Create the experiments.csv file to map DNA/RNA counts to the correct replicates:

cat << 'EOF' > experiments.csv
Condition,Replicate,DNA_BC_F,DNA_BC_R,RNA_BC_F,RNA_BC_R
HepG2Sub1,1,SRR31723721_1.fastq.gz;SRR31723722_1.fastq.gz;SRR31723723_1.fastq.gz,SRR31723721_2.fastq.gz;SRR31723722_2.fastq.gz;SRR31723723_2.fastq.gz,SRR31723720_1.fastq.gz,SRR31723720_2.fastq.gz
HepG2Sub1,2,SRR31723721_1.fastq.gz;SRR31723722_1.fastq.gz;SRR31723723_1.fastq.gz,SRR31723721_2.fastq.gz;SRR31723722_2.fastq.gz;SRR31723723_2.fastq.gz,SRR31723719_1.fastq.gz,SRR31723719_2.fastq.gz
EOF

Create a config file (e.g. config_experiment.yaml). Please note that we have to set the barcode length to 200, which is the length of the designed oligonucleotides used as barcodes in this assay. Because the implemented paired-end BC merging is not optimized for such long reads, we use NGmerge (merge_tool: NGmerge) and extend the minimum overlap. Also note that we have to use a barcode threshold of 1 because these are not really barcodes; we do a one-to-one mapping of the oligos:

---
version: "0.7"
experiments:
  GSE284330:
    bc_length: 200
    merge_tool: NGmerge
    NGmerge:
      min_overlap: 80
    adapters:
      FWD:
        five_prime:
          - ATGAG
      REV:
        five_prime:
          - TCGTG
    data_folder: data/experiment
    experiment_file: experiments.csv
    assignments:
      GSE284330:
        type: file
        assignment_file: data/experiment/bc_mapping.tsv.gz
    configs:
      BCthreshold1:
        filter:
          bc_threshold: 1

Run snakemake

Now we are ready to run MPRAsnakeflow. We run this example on one node with 30 cores.

First, do a dry run with snakemake using -n:

conda activate mprasnakeflow
snakemake -c 1 --sdm apptainer conda --snakefile /home/user/MPRAsnakeflow/workflow/Snakefile --configfile config_experiment.yaml -n --quiet rules

If the dry run finishes without errors, run the workflow:

snakemake -c 30 --sdm apptainer conda --snakefile /home/user/MPRAsnakeflow/workflow/Snakefile --configfile config_experiment.yaml

Note

Please adapt your setup when running in a cluster environment. An example SLURM profile is available in MPRAsnakeflow under profiles/default/config.yaml. You can use it with snakemake via --workflow-profile $PIPELINE/profiles/default, but adjust it first, especially the slurm_partition setting.

Results

All output files are written to results/experiments/GSE284330.

The final count file is:

  • results/experiments/GSE284330/reporter_experiment.barcode.HepG2Sub1.GSE284330.BCthreshold1.all.tsv.gz

You should also inspect the QC report in the same directory, or have a look here.
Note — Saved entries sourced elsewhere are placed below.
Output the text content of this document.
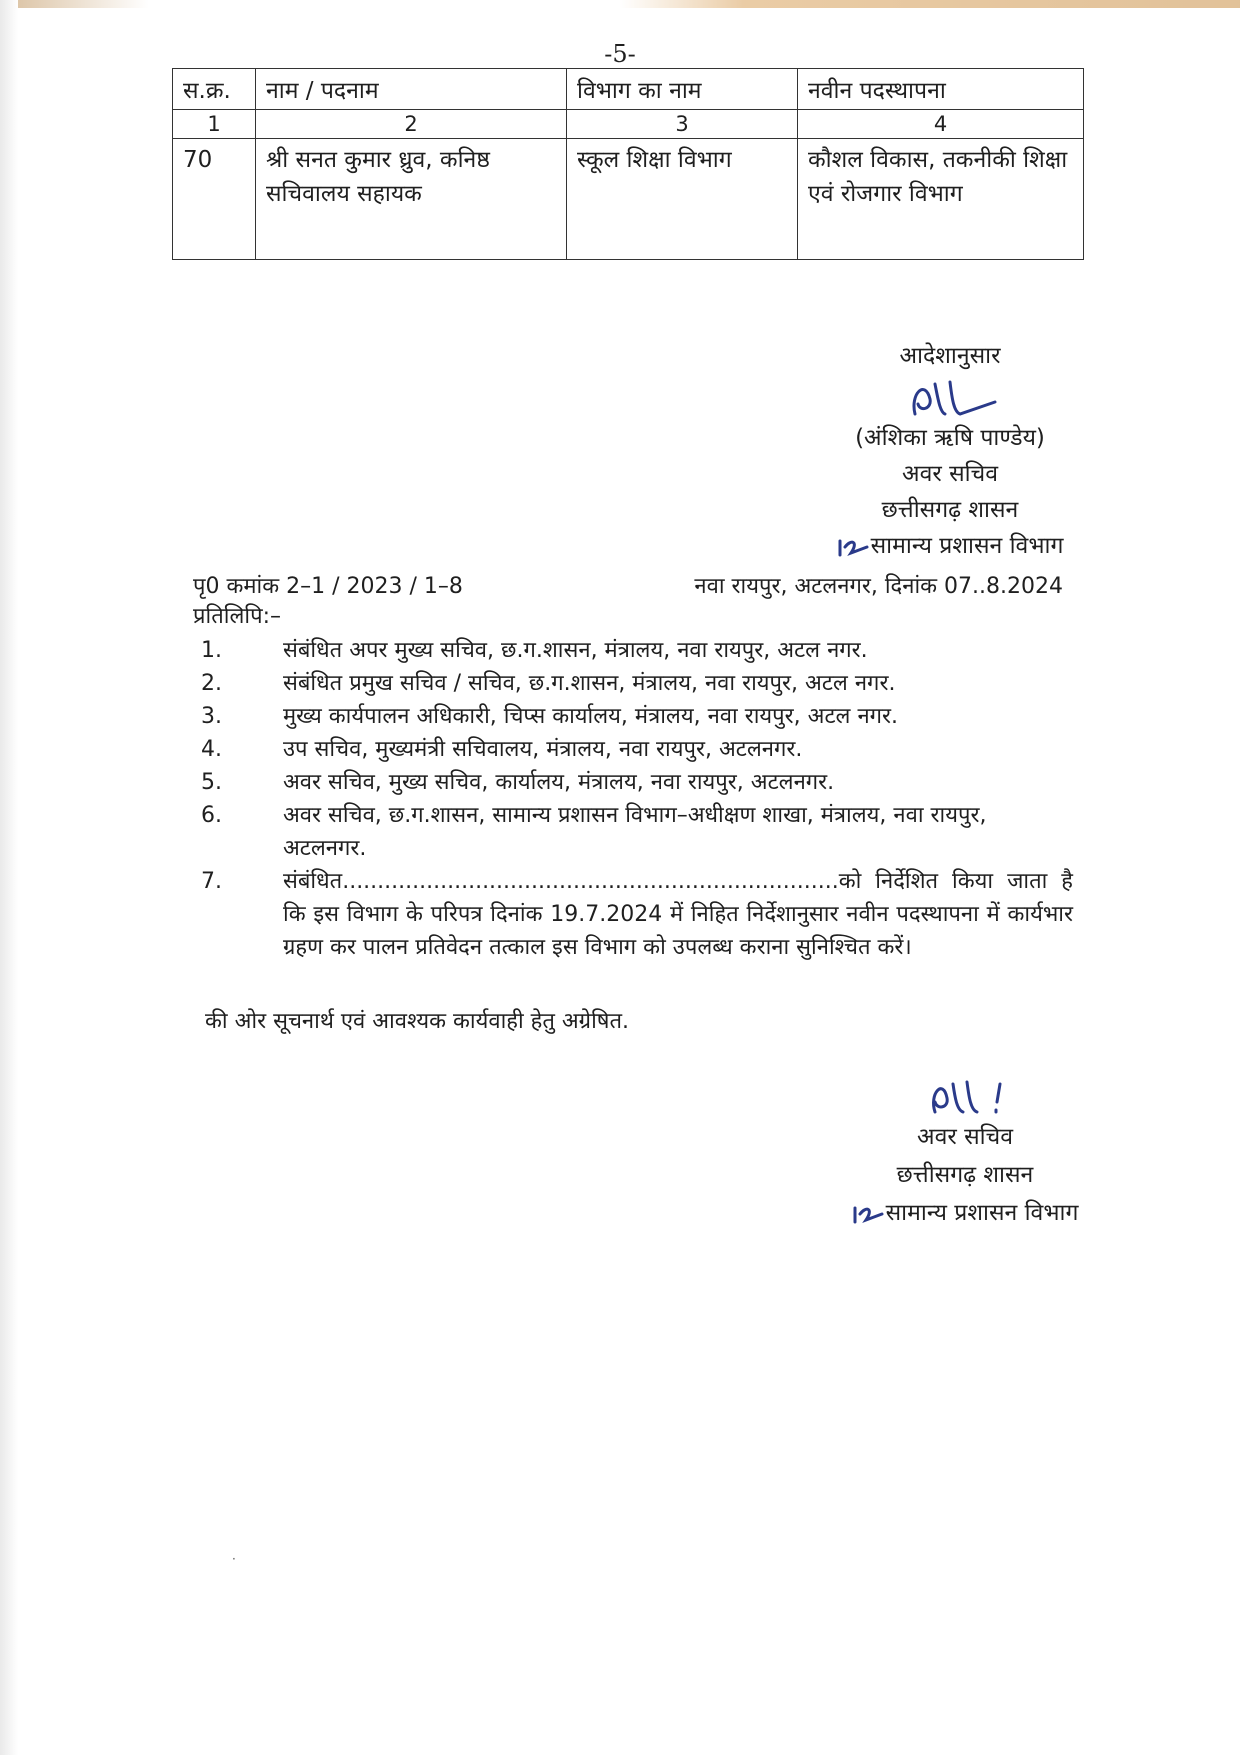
-5-
स.क्र.	नाम / पदनाम	विभाग का नाम	नवीन पदस्थापना
1	2	3	4
70	श्री सनत कुमार ध्रुव, कनिष्ठ सचिवालय सहायक	स्कूल शिक्षा विभाग	कौशल विकास, तकनीकी शिक्षा एवं रोजगार विभाग
आदेशानुसार
(अंशिका ऋषि पाण्डेय)
अवर सचिव
छत्तीसगढ़ शासन
सामान्य प्रशासन विभाग
पृ0 कमांक 2–1 / 2023 / 1–8	नवा रायपुर, अटलनगर, दिनांक 07..8.2024
प्रतिलिपि:–
1.	संबंधित अपर मुख्य सचिव, छ.ग.शासन, मंत्रालय, नवा रायपुर, अटल नगर.
2.	संबंधित प्रमुख सचिव / सचिव, छ.ग.शासन, मंत्रालय, नवा रायपुर, अटल नगर.
3.	मुख्य कार्यपालन अधिकारी, चिप्स कार्यालय, मंत्रालय, नवा रायपुर, अटल नगर.
4.	उप सचिव, मुख्यमंत्री सचिवालय, मंत्रालय, नवा रायपुर, अटलनगर.
5.	अवर सचिव, मुख्य सचिव, कार्यालय, मंत्रालय, नवा रायपुर, अटलनगर.
6.	अवर सचिव, छ.ग.शासन, सामान्य प्रशासन विभाग–अधीक्षण शाखा, मंत्रालय, नवा रायपुर, अटलनगर.
7.	संबंधित.......................................................................को निर्देशित किया जाता है कि इस विभाग के परिपत्र दिनांक 19.7.2024 में निहित निर्देशानुसार नवीन पदस्थापना में कार्यभार ग्रहण कर पालन प्रतिवेदन तत्काल इस विभाग को उपलब्ध कराना सुनिश्चित करें।
की ओर सूचनार्थ एवं आवश्यक कार्यवाही हेतु अग्रेषित.
अवर सचिव
छत्तीसगढ़ शासन
सामान्य प्रशासन विभाग
·
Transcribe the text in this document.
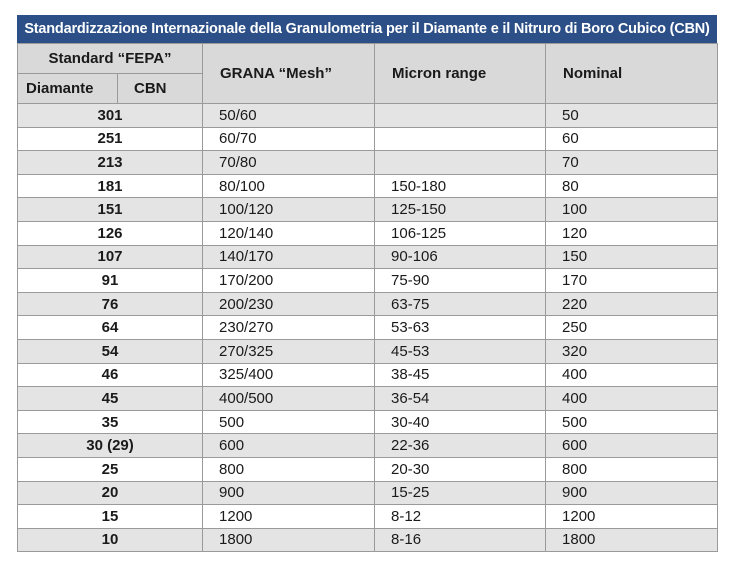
Standardizzazione Internazionale della Granulometria per il Diamante e il Nitruro di Boro Cubico (CBN)
Standard “FEPA”		GRANA “Mesh”	Micron range	Nominal
Diamante	CBN			
301		50/60		50
251		60/70		60
213		70/80		70
181		80/100	150-180	80
151		100/120	125-150	100
126		120/140	106-125	120
107		140/170	90-106	150
91		170/200	75-90	170
76		200/230	63-75	220
64		230/270	53-63	250
54		270/325	45-53	320
46		325/400	38-45	400
45		400/500	36-54	400
35		500	30-40	500
30 (29)		600	22-36	600
25		800	20-30	800
20		900	15-25	900
15		1200	8-12	1200
10		1800	8-16	1800
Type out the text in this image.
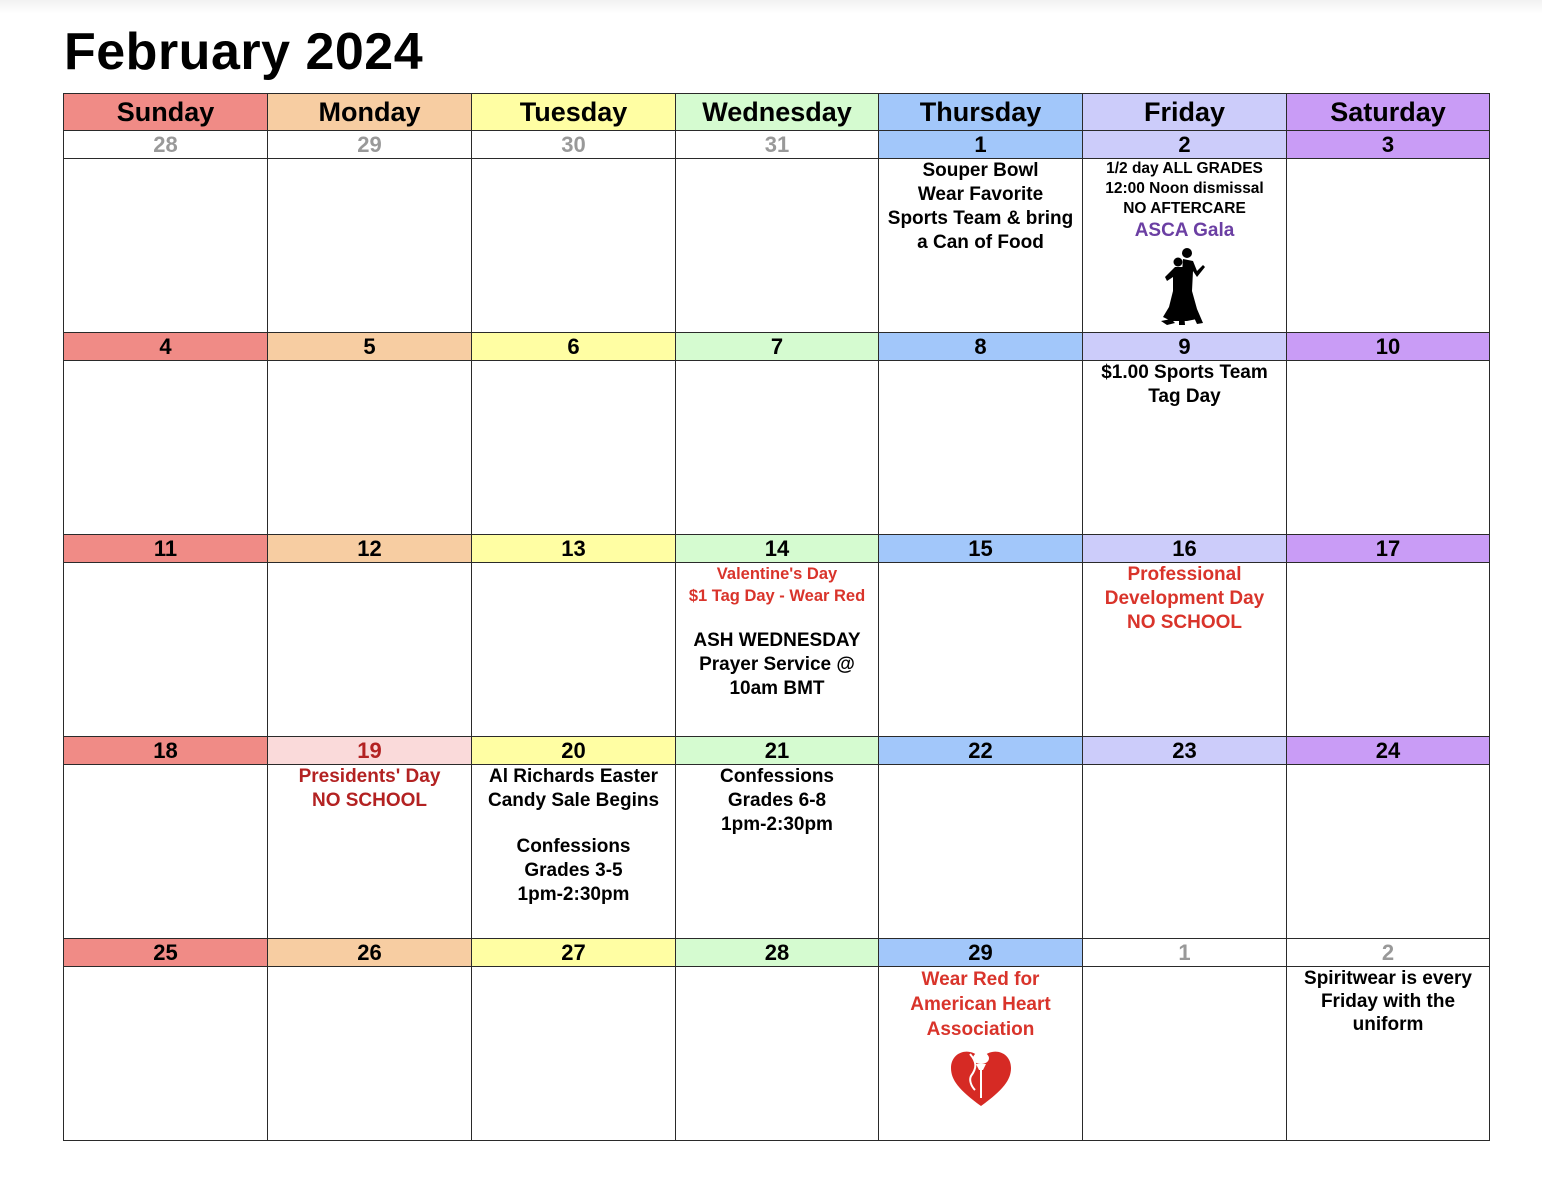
February 2024
Sunday	Monday	Tuesday	Wednesday	Thursday	Friday	Saturday
28	29	30	31	1	2	3

				Souper Bowl
Wear Favorite
Sports Team & bring
a Can of Food	1/2 day ALL GRADES
12:00 Noon dismissal
NO AFTERCARE
ASCA Gala	

4	5	6	7	8	9	10

					$1.00 Sports Team
Tag Day	

11	12	13	14	15	16	17

			Valentine's Day
$1 Tag Day - Wear Red
ASH WEDNESDAY
Prayer Service @
10am BMT		Professional
Development Day
NO SCHOOL	

18	19	20	21	22	23	24

	Presidents' Day
NO SCHOOL	Al Richards Easter
Candy Sale Begins
Confessions
Grades 3-5
1pm-2:30pm	Confessions
Grades 6-8
1pm-2:30pm			

25	26	27	28	29	1	2

				Wear Red for
American Heart
Association		Spiritwear is every
Friday with the
uniform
As expected we have a meadian BC of 1. We also see that we only get a library coverage of less then 20%. This is expected because this assay is not really designed for barcode-based counting. We are doing a exact mapping of 200bp sequenced oligos. The assay is more similar to a STARR-seq like assay where the oligos themselves are sequenced and counted. Therefore, we have a lot of oligos that are not covered by any read and many reads that do not match any oligo. This example is therefore not ideal for MPRAsnakeflow, but it demonstrates how to use the workflow can be used in that satting and highlits potential optimizations for future versions of the workflow, like implementing a mapping strategy for the experiment sub-workflow.